I love porn (1/2)

I always liked pornography but was never honest to myself about it. As a young boy, I started to use nude magazines to stimulate myself. I remember how excited I became when I found a Playboy magazine at my barber. While I was waiting for my haircut, I accidentally picked up the magazine and looked inside. I was immediately blown away by the beautiful girls that were presented in the magazine. All my concentration was focusing on the magazine, and the barber had to call my name several times to get my mind back to his boring barbershop. From that day, I fell in love with beautiful women. Not in the real world, but those women in the magazines.

The real world looked much more frustrating to me. Vanta calls me Fat Man now. However, if she would have known me in my youth, she would have called me Fat Boy. As I already was fat in my childhood. Consequently, girls were not interested in me. This again, let my desire for women even grow more, and I had no other chance to satisfy myself with all kinds of nude magazines. Even, I always felt very embarrassed to buy those magazines; my desire for naked women was bigger. The excitement I felt by looking through a newly bought magazine was too great, and I couldn’t resist and keep on buying more.

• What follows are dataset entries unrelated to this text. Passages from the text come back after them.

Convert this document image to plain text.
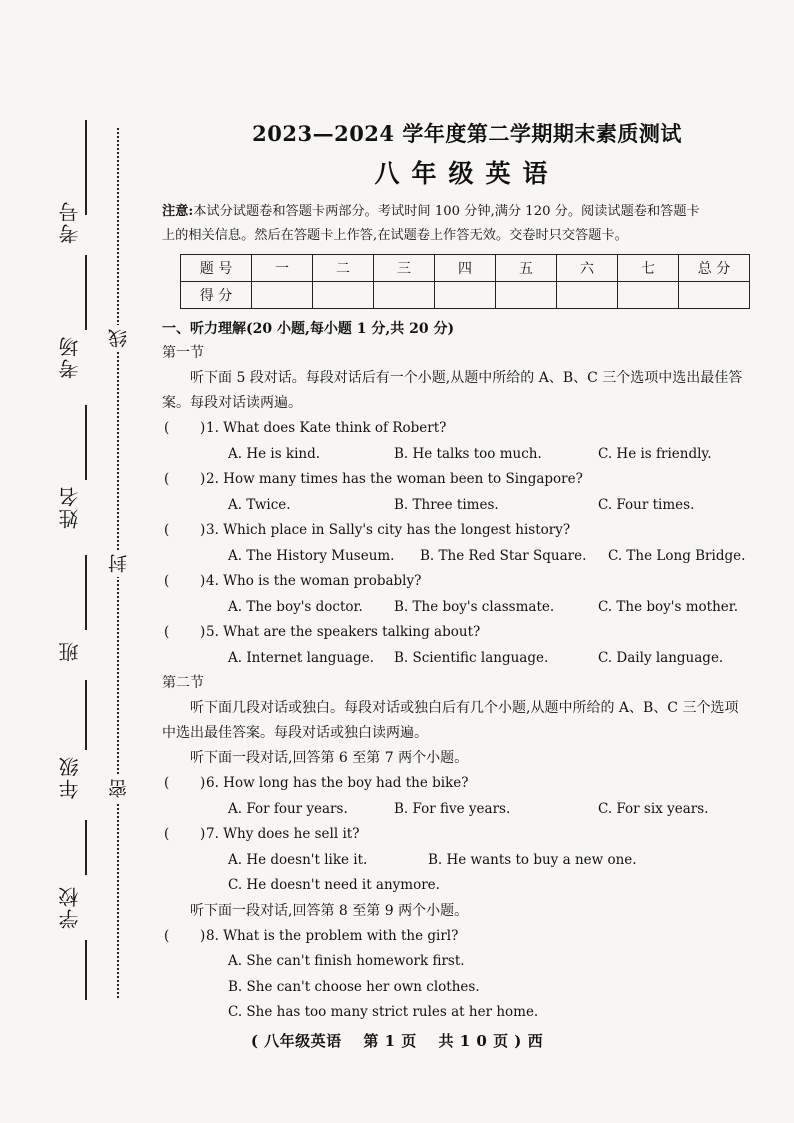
考号
考场
姓名
班
年级
学校
线
封
密
2023—2024 学年度第二学期期末素质测试
八年级英语
注意:本试分试题卷和答题卡两部分。考试时间 100 分钟,满分 120 分。阅读试题卷和答题卡
上的相关信息。然后在答题卡上作答,在试题卷上作答无效。交卷时只交答题卡。
题 号	一	二	三	四	五	六	七	总 分
得 分								
一、听力理解(20 小题,每小题 1 分,共 20 分)
第一节
听下面 5 段对话。每段对话后有一个小题,从题中所给的 A、B、C 三个选项中选出最佳答
案。每段对话读两遍。
( ) 1. What does Kate think of Robert?
A. He is kind.	B. He talks too much.	C. He is friendly.
( ) 2. How many times has the woman been to Singapore?
A. Twice.	B. Three times.	C. Four times.
( ) 3. Which place in Sally's city has the longest history?
A. The History Museum. B. The Red Star Square. C. The Long Bridge.
( ) 4. Who is the woman probably?
A. The boy's doctor. B. The boy's classmate.	C. The boy's mother.
( ) 5. What are the speakers talking about?
A. Internet language. B. Scientific language.	C. Daily language.
第二节
听下面几段对话或独白。每段对话或独白后有几个小题,从题中所给的 A、B、C 三个选项
中选出最佳答案。每段对话或独白读两遍。
听下面一段对话,回答第 6 至第 7 两个小题。
( ) 6. How long has the boy had the bike?
A. For four years.	B. For five years.	C. For six years.
( ) 7. Why does he sell it?
A. He doesn't like it.	B. He wants to buy a new one.
C. He doesn't need it anymore.
听下面一段对话,回答第 8 至第 9 两个小题。
( ) 8. What is the problem with the girl?
A. She can't finish homework first.
B. She can't choose her own clothes.
C. She has too many strict rules at her home.
( 八年级英语 第 1 页 共 1 0 页 ) 西
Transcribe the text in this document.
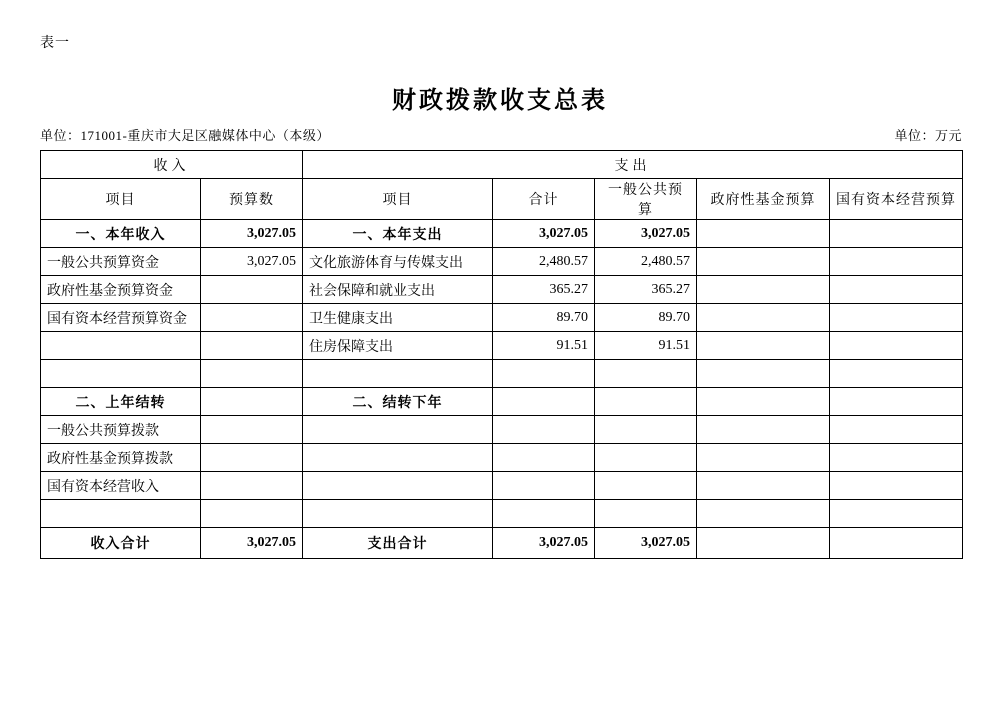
表一
财政拨款收支总表
单位：171001-重庆市大足区融媒体中心（本级）	单位：万元
收入		支出				
项目	预算数	项目	合计	一般公共预算	政府性基金预算	国有资本经营预算
一、本年收入	3,027.05	一、本年支出	3,027.05	3,027.05		
一般公共预算资金	3,027.05	文化旅游体育与传媒支出	2,480.57	2,480.57		
政府性基金预算资金		社会保障和就业支出	365.27	365.27		
国有资本经营预算资金		卫生健康支出	89.70	89.70		
		住房保障支出	91.51	91.51		

二、上年结转		二、结转下年				
一般公共预算拨款						
政府性基金预算拨款						
国有资本经营收入						

收入合计	3,027.05	支出合计	3,027.05	3,027.05		
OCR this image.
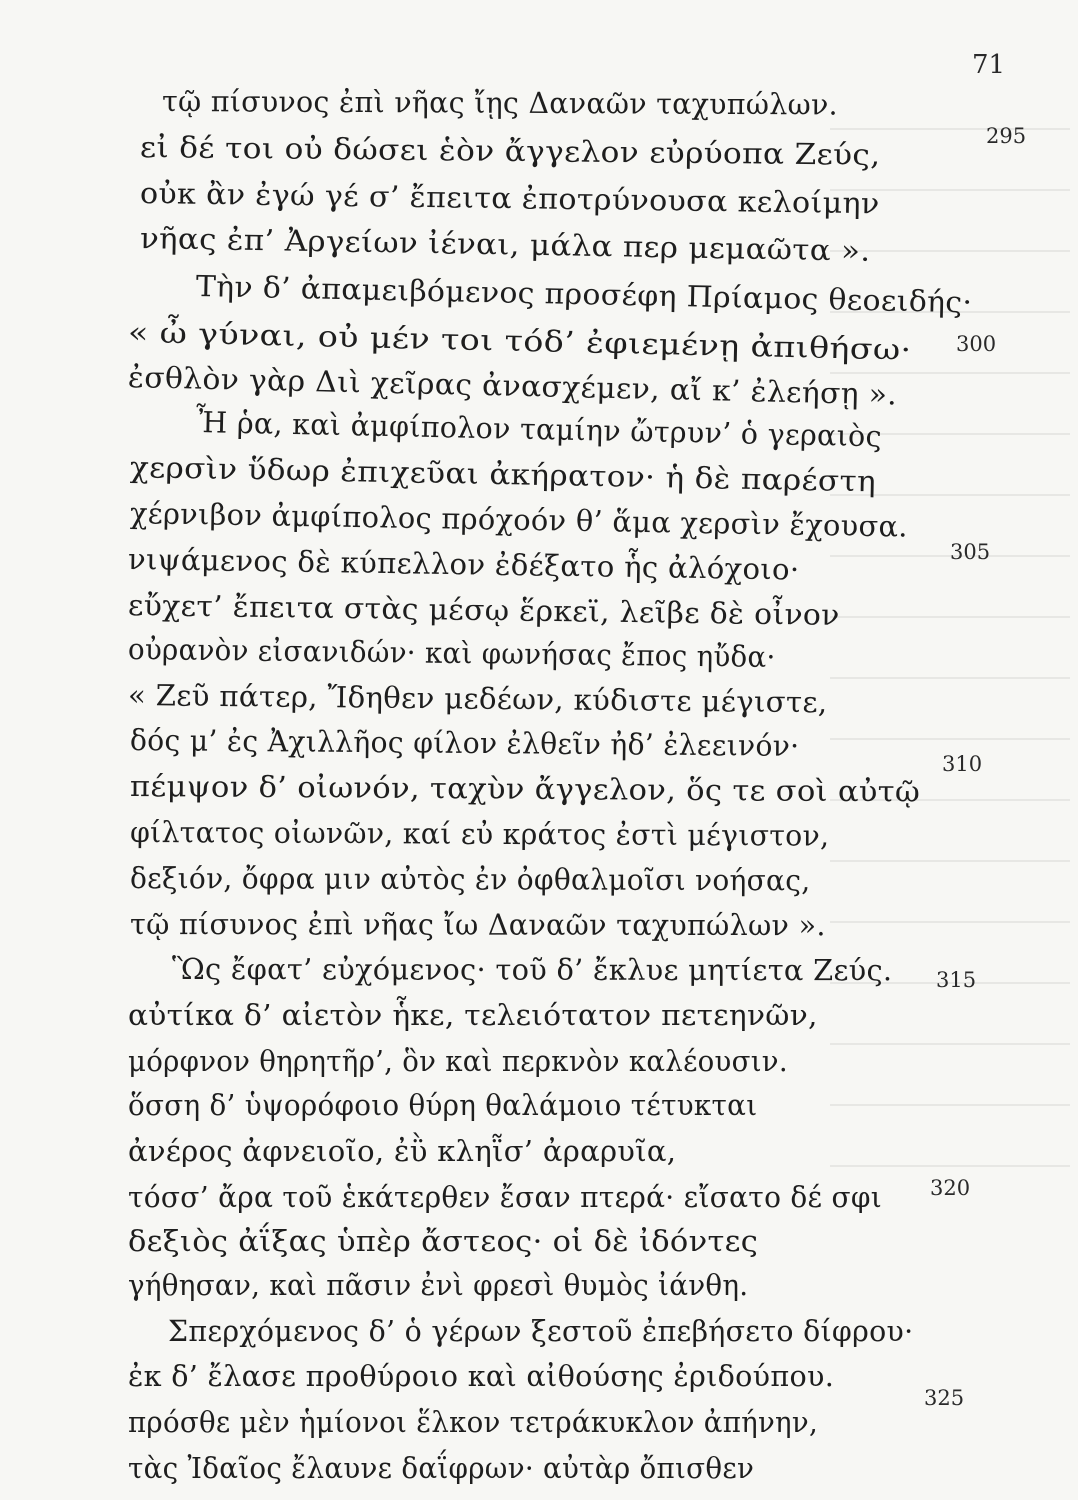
71
τῷ πίσυνος ἐπὶ νῆας ἴῃς Δαναῶν ταχυπώλων.
295
εἰ δέ τοι οὐ δώσει ἑὸν ἄγγελον εὐρύοπα Ζεύς,
οὐκ ἂν ἐγώ γέ σ’ ἔπειτα ἐποτρύνουσα κελοίμην
νῆας ἐπ’ Ἀργείων ἰέναι, μάλα περ μεμαῶτα ».
Τὴν δ’ ἀπαμειβόμενος προσέφη Πρίαμος θεοειδής·
« ὦ γύναι, οὐ μέν τοι τόδ’ ἐφιεμένῃ ἀπιθήσω· 300
ἐσθλὸν γὰρ Διὶ χεῖρας ἀνασχέμεν, αἴ κ’ ἐλεήσῃ ».
Ἦ ῥα, καὶ ἀμφίπολον ταμίην ὤτρυν’ ὁ γεραιὸς
χερσὶν ὕδωρ ἐπιχεῦαι ἀκήρατον· ἡ δὲ παρέστη
χέρνιβον ἀμφίπολος πρόχοόν θ’ ἅμα χερσὶν ἔχουσα.
νιψάμενος δὲ κύπελλον ἐδέξατο ἧς ἀλόχοιο·	305
εὔχετ’ ἔπειτα στὰς μέσῳ ἕρκεϊ, λεῖβε δὲ οἶνον
οὐρανὸν εἰσανιδών· καὶ φωνήσας ἔπος ηὔδα·
« Ζεῦ πάτερ, Ἴδηθεν μεδέων, κύδιστε μέγιστε,
δός μ’ ἐς Ἀχιλλῆος φίλον ἐλθεῖν ἠδ’ ἐλεεινόν·
πέμψον δ’ οἰωνόν, ταχὺν ἄγγελον, ὅς τε σοὶ αὐτῷ
310
φίλτατος οἰωνῶν, καί εὐ κράτος ἐστὶ μέγιστον,
δεξιόν, ὄφρα μιν αὐτὸς ἐν ὀφθαλμοῖσι νοήσας,
τῷ πίσυνος ἐπὶ νῆας ἴω Δαναῶν ταχυπώλων ».
Ὣς ἔφατ’ εὐχόμενος· τοῦ δ’ ἔκλυε μητίετα Ζεύς.
αὐτίκα δ’ αἰετὸν ἧκε, τελειότατον πετεηνῶν,
315
μόρφνον θηρητῆρ’, ὃν καὶ περκνὸν καλέουσιν.
ὅσση δ’ ὑψορόφοιο θύρη θαλάμοιο τέτυκται
ἀνέρος ἀφνειοῖο, ἐῢ κληῗσ’ ἀραρυῖα,
τόσσ’ ἄρα τοῦ ἑκάτερθεν ἔσαν πτερά· εἴσατο δέ σφι
δεξιὸς ἀΐξας ὑπὲρ ἄστεος· οἱ δὲ ἰδόντες
320
γήθησαν, καὶ πᾶσιν ἐνὶ φρεσὶ θυμὸς ἰάνθη.
Σπερχόμενος δ’ ὁ γέρων ξεστοῦ ἐπεβήσετο δίφρου·
ἐκ δ’ ἔλασε προθύροιο καὶ αἰθούσης ἐριδούπου.
πρόσθε μὲν ἡμίονοι ἕλκον τετράκυκλον ἀπήνην,
τὰς Ἰδαῖος ἔλαυνε δαΐφρων· αὐτὰρ ὄπισθεν
325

Also, I liked masturbating on those nude models, however, I also felt bad about it. It was not the real stuff, and society looked down on men who were masturbating. It was not openly discussed, but it was clear that those magazines were dirty, and people who bought them were dirty too. I also tried to stop buying nude magazines, but sooner or later, my desire grew to a level that I had to go to the shop and buy them again. I was fat and felt dirty, but still needed those images of sexy women to satisfy my needs. I thought that would be already bad enough, but things got worse by the time, as I needed dirtier material.